The Danger of Hurried Child Syndrome

If you're noticing your child or teen is more anxious than ever, Hurried Child Syndrome may be the reason why.

https://www.psychologytoday.com/au/blog/decision-principles/202408/the-danger-of-hurried-child-syndrome

Clanke · 06/02/2025 21:38

soupyspoon · 06/02/2025 20:35

No, not a condition, theres lots of evidence it could support childrens anxiety to have less online time

But you seem to have taken the phone thing and run with it, I said it was a huge contributor, not 'the' cause.

There are other issues at play as well, other posters have also mentioned these.

Basically our whole society would need to change to be less inward looking and isolationist and individualist, but people dont like that, they dont want to be more social or socialistic. They dont want to have more responsibility but they do want more rights.
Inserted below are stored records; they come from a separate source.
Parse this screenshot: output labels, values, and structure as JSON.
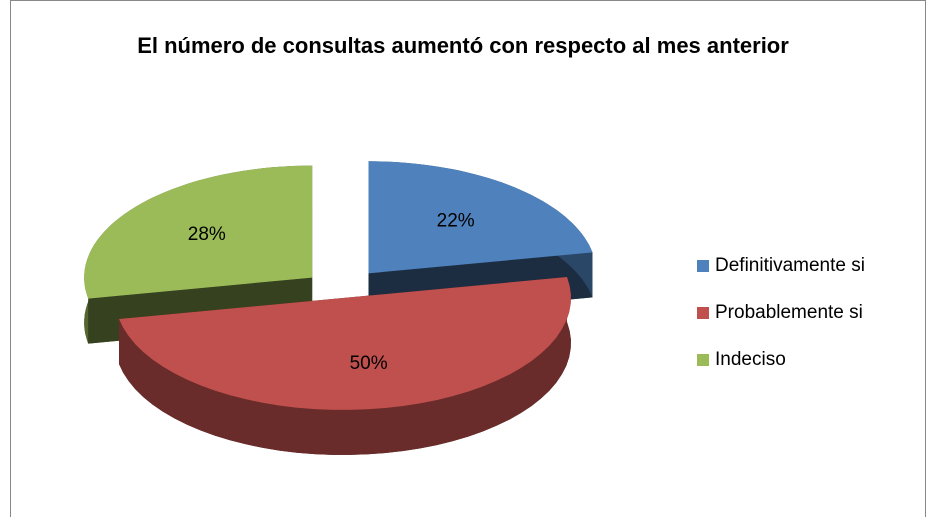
{
  "chart_data": {
    "type": "pie",
    "title": "El número de consultas aumentó con respecto al mes anterior",
    "categories": [
      "Definitivamente si",
      "Probablemente si",
      "Indeciso"
    ],
    "values": [
      22,
      50,
      28
    ],
    "value_labels": [
      "22%",
      "50%",
      "28%"
    ],
    "colors": [
      "#4f81bd",
      "#c0504d",
      "#9bbb59"
    ],
    "legend": "right"
  }
}
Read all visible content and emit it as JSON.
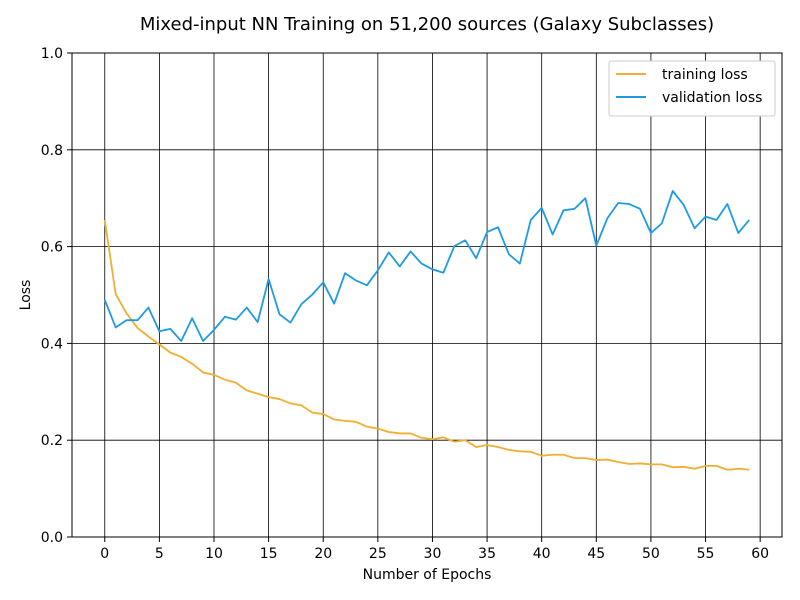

Emotionally, while people might think that is preferable, it actually leans toward more pressure and expectation, hosility and anger.

I completely agree with the last point. The research shows that one of the best things for mental wellbeing is a sense of responsibility (having people who rely on you, being part of a community, having a role/purpose). My interventions for young people would be:

  • lots of exercise in the fresh air.
  • a job or volunteering
  • a drastic reduction in internet use.

These would certainly be things that a MH professional would recommend for many patients, but you can't make people do it.